Why this don’t work anytime? Like I woke up today and tell siri to turn in my pc, I don’t got any errors but the pc don’t woke up, if I turn on the pc manually and turn it off Siri Shortcut work.


#14

There can be several reasons, often it is something to do with power saving working against the NIC.

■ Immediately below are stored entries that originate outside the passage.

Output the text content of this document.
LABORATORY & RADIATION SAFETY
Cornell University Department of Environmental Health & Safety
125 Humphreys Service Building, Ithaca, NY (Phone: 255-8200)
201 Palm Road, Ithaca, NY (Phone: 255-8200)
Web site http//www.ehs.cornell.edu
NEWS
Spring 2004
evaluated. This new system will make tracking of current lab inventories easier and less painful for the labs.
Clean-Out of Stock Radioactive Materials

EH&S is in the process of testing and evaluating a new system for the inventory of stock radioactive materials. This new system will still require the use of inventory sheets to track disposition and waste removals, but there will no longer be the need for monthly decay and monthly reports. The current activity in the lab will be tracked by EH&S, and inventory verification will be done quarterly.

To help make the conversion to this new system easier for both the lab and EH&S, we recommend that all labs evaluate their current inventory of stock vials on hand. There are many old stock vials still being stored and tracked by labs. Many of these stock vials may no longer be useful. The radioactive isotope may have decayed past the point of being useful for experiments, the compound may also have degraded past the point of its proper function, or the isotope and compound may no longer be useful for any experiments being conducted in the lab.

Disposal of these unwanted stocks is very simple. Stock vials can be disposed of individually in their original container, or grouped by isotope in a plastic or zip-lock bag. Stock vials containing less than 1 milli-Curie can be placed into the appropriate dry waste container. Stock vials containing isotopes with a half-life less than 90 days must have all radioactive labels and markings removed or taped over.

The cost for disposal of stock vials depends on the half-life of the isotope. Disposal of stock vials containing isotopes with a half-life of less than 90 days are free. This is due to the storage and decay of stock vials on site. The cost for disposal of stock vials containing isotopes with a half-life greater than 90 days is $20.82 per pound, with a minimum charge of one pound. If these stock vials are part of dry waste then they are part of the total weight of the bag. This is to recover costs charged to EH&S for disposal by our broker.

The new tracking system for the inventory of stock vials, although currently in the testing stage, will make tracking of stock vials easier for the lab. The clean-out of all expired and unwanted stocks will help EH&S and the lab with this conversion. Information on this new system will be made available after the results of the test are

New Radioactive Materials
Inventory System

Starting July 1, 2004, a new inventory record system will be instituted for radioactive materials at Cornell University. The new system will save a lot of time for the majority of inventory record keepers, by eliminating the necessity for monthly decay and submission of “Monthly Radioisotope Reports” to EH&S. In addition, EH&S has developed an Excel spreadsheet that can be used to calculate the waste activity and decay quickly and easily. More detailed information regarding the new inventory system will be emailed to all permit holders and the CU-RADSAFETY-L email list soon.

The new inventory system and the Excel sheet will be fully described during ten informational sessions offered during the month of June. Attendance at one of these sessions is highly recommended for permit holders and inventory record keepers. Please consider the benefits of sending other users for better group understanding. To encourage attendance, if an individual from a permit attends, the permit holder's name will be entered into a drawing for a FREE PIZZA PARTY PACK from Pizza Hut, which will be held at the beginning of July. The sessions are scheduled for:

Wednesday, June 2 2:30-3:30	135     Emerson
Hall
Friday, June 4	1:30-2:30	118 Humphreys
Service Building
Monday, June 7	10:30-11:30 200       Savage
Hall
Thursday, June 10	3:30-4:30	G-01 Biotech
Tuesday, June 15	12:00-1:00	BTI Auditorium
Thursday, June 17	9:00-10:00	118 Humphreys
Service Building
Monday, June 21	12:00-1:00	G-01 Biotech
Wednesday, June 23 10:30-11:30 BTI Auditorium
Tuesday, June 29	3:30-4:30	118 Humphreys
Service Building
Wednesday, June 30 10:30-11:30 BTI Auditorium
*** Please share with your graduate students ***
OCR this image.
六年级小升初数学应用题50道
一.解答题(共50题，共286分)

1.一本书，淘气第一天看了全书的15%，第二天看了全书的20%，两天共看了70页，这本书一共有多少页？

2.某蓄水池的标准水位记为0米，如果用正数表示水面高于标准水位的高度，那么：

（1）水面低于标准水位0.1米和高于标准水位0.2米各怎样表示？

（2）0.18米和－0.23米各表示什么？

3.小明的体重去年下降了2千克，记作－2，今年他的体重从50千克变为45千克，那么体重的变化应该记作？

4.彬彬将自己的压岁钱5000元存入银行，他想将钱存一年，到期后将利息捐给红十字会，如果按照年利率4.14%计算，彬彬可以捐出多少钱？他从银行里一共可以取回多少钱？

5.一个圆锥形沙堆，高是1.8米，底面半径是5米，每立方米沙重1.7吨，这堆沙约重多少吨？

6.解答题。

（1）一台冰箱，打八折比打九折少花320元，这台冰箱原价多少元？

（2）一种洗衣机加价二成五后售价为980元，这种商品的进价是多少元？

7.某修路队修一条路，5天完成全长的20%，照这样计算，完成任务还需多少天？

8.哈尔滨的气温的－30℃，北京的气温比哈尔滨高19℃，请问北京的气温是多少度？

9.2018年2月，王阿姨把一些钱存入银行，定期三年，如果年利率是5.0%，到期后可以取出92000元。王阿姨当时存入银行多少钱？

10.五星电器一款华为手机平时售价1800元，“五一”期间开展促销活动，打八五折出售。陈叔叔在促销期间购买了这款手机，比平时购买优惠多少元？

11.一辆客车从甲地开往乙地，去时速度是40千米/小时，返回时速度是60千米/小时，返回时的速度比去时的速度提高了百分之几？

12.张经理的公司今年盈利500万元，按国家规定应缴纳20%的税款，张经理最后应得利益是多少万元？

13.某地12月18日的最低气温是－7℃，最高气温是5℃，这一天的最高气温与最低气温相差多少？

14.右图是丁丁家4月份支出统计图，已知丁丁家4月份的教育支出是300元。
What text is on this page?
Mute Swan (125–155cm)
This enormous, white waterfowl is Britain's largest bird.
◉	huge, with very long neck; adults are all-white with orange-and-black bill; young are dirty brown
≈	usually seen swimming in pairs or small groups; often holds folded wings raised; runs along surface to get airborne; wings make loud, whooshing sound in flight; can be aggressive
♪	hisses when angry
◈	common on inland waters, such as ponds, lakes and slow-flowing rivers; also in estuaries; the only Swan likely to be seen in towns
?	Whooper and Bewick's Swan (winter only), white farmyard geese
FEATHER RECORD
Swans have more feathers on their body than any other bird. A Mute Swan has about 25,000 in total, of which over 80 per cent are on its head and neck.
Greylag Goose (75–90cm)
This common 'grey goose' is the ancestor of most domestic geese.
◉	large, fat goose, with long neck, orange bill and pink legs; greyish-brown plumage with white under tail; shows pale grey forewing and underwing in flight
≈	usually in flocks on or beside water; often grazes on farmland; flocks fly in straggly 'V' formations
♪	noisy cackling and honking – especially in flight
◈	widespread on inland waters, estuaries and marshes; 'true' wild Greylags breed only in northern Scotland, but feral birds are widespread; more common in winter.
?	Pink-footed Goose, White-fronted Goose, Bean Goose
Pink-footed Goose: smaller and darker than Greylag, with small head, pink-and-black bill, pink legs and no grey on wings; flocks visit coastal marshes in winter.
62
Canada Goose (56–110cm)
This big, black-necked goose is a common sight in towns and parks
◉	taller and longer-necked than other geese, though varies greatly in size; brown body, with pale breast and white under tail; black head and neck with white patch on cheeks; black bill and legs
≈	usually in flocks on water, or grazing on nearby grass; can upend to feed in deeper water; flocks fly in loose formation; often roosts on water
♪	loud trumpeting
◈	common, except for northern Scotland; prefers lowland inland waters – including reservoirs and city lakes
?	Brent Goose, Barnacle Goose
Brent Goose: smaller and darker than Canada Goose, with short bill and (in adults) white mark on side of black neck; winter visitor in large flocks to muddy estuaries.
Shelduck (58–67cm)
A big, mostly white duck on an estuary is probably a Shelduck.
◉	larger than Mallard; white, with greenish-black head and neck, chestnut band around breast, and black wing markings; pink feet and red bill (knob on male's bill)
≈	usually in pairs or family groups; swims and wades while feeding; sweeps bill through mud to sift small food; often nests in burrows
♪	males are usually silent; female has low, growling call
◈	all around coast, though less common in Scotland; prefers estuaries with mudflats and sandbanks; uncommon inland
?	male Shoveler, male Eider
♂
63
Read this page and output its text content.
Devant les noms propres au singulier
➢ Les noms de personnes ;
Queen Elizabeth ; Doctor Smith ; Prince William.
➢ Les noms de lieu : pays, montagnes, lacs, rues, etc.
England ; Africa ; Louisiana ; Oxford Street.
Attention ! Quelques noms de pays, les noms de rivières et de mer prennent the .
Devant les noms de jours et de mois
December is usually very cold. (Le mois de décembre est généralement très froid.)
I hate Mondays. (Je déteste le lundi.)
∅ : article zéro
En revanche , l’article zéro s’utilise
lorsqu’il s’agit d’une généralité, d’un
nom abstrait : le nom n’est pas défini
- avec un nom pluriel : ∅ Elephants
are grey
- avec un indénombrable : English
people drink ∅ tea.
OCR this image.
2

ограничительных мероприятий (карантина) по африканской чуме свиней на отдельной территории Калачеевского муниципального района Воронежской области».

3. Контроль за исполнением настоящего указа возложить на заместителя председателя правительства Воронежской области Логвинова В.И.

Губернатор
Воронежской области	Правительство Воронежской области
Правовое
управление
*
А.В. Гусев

Here’s just a few sample links that might help.


#15

Exist a source code to turn it off too?


#16

If you mean sleep a computer that’s probably more of an OS specific task. You could run a script over SSH on a Mac for example. But I don’t think triggering a power save/off has an equivalent magic packet. It would need to be interpreted at the OS level for actions rather than just purely asking the motherboard to increase power levels.